I would say that within the next decade or so, it will pretty much be the case that if you can come up with a sensitive assay for your activity, you will be able to select an enzyme that catalyzes it. The consequences of that are staggering. How about an enzyme that catalyzes the conversion of water into hydrogen and oxygen in the presence of light? Run the whole world off of hydrogen. No polution. Pretty cool. There are a number of people working on this. Your imagination is the limit.
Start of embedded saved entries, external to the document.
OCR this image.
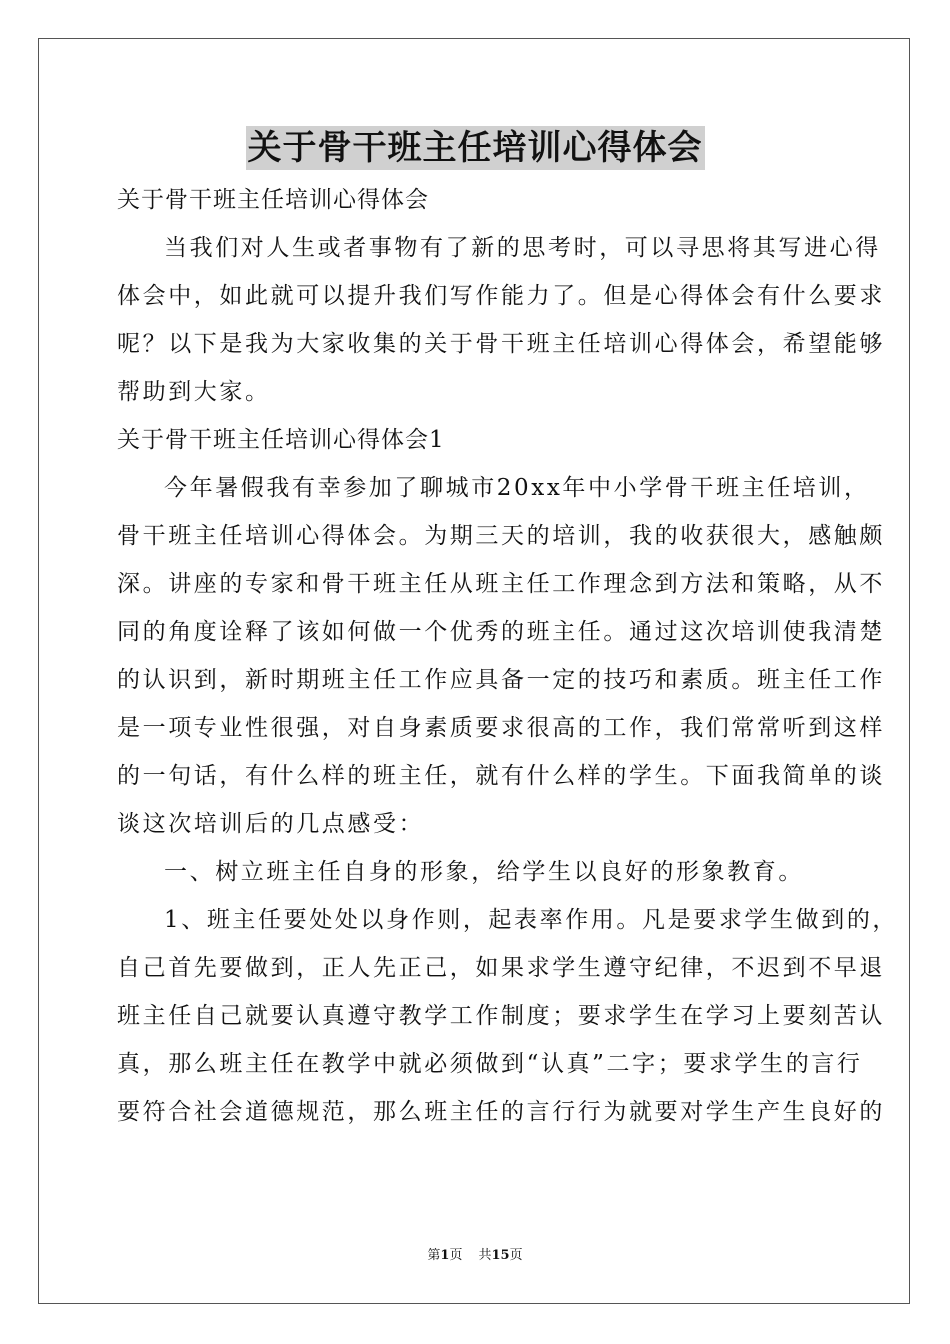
关于骨干班主任培训心得体会
关于骨干班主任培训心得体会
当我们对人生或者事物有了新的思考时，可以寻思将其写进心得
体会中，如此就可以提升我们写作能力了。但是心得体会有什么要求
呢？以下是我为大家收集的关于骨干班主任培训心得体会，希望能够
帮助到大家。
关于骨干班主任培训心得体会1
今年暑假我有幸参加了聊城市20xx年中小学骨干班主任培训，
骨干班主任培训心得体会。为期三天的培训，我的收获很大，感触颇
深。讲座的专家和骨干班主任从班主任工作理念到方法和策略，从不
同的角度诠释了该如何做一个优秀的班主任。通过这次培训使我清楚
的认识到，新时期班主任工作应具备一定的技巧和素质。班主任工作
是一项专业性很强，对自身素质要求很高的工作，我们常常听到这样
的一句话，有什么样的班主任，就有什么样的学生。下面我简单的谈
谈这次培训后的几点感受：
一、树立班主任自身的形象，给学生以良好的形象教育。
1、班主任要处处以身作则，起表率作用。凡是要求学生做到的，
自己首先要做到，正人先正己，如果求学生遵守纪律，不迟到不早退
班主任自己就要认真遵守教学工作制度；要求学生在学习上要刻苦认
真，那么班主任在教学中就必须做到“认真”二字；要求学生的言行
要符合社会道德规范，那么班主任的言行行为就要对学生产生良好的
第1页 共15页
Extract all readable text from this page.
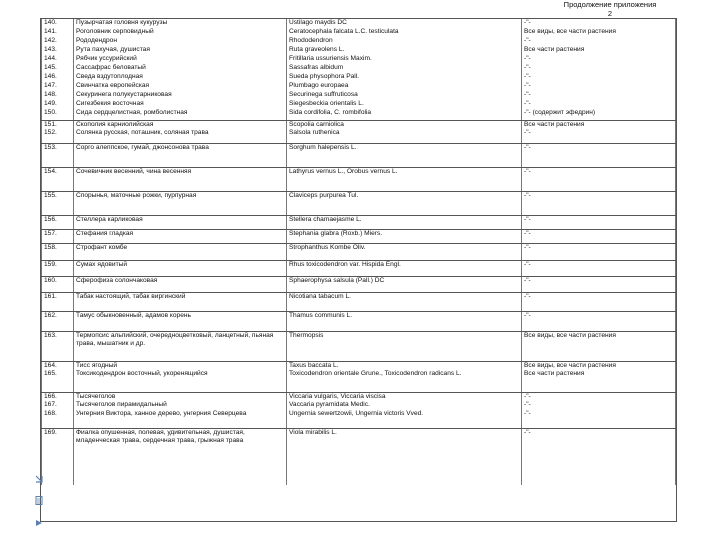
Продолжение приложения
2
140.	Пузырчатая головня кукурузы	Ustilago maydis DC	-"-
141.	Роголовник серповидный	Ceratocephala falcata L.C. testiculata	Все виды, все части растения
142.	Рододендрон	Rhododendron	-"-
143.	Рута пахучая, душистая	Ruta graveolens L.	Все части растения
144.	Рябчик уссурийский	Fritillaria ussuriensis Maxim.	-"-
145.	Сассафрас беловатый	Sassafras albidum	-"-
146.	Сведа вздутоплодная	Sueda physophora Pall.	-"-
147.	Свинчатка европейская	Plumbago europaea	-"-
148.	Секуринега полукустарниковая	Securinega suffruticosa	-"-
149.	Сигезбекия восточная	Siegesbeckia orientalis L.	-"-
150.	Сида сердцелистная, ромболистная	Sida cordifolia, C. rombifolia	-"- (содержит эфедрин)
151.	Скополия карниолийская	Scopolia carniolica	Все части растения
152.	Солянка русская, поташник, соляная трава	Salsola ruthenica	-"-
153.	Сорго алеппское, гумай, джонсонова трава	Sorghum halepensis L.	-"-
154.	Сочевичник весенний, чина весенняя	Lathyrus vernus L., Orobus vernus L.	-"-
155.	Спорынья, маточные рожки, пурпурная	Claviceps purpurea Tul.	-"-
156.	Стеллера карликовая	Stellera chamaejasme L.	-"-
157.	Стефания гладкая	Stephania glabra (Roxb.) Miers.	-"-
158.	Строфант комбе	Strophanthus Kombe Oliv.	-"-
159.	Сумах ядовитый	Rhus toxicodendron var. Hispida Engl.	-"-
160.	Сферофиза солончаковая	Sphaerophysa salsula (Pall.) DC	-"-
161.	Табак настоящий, табак виргинский	Nicotiana tabacum L.	-"-
162.	Тамус обыкновенный, адамов корень	Thamus communis L.	-"-
163.	Термопсис альпийский, очередноцветковый, ланцетный, пьяная трава, мышатник и др.	Thermopsis	Все виды, все части растения
164.	Тисс ягодный	Taxus baccata L.	Все виды, все части растения
165.	Токсикодендрон восточный, укоренящийся	Toxicodendron orientale Grune., Toxicodendron radicans L.	Все части растения
166.	Тысячеголов	Viccaria vulgaris, Viccaria viscisa	-"-
167.	Тысячеголов пирамидальный	Vaccaria pyramidata Medic.	-"-
168.	Унгерния Виктора, ханное дерево, унгерния Северцева	Ungernia sewertzowii, Ungernia victoris Vved.	-"-
169.	Фиалка опушенная, полевая, удивительная, душистая, младенческая трава, сердечная трава, грыжная трава	Viola mirabilis L.	-"-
And there's more…These are actually fairly simple examples of what people are doing or thinking about. Why stick with biological materials at all? There are disadvantages (and advantages) to dealing with materials that can rot (be broken down by other biological organisms). If we can make DNA molecules that have almost any property we like, how about other polymers that are not degraded by common bugs and have side groups with chemical properties that DNA and protein molecules do not have? Can we make "smart materials" that react to their environment in specific ways? A lining for dishes that catalyzes the breakdown of grease and other food substances (no more detergents to wash into the ecosystem)? Walls that catalyze the destruction of household toxins or allergens? How can we generate these new polymers when we don't have an enzyme to polymerize them? Design one and select for it via directed evolution! The material becomes the device. Perhaps we can someday select for faster, more powerful computer chips that we "grow" from a variety of polymers with different chemical/physical properties. These ideas are going to change the world. You are going to do it. What are you going to do first?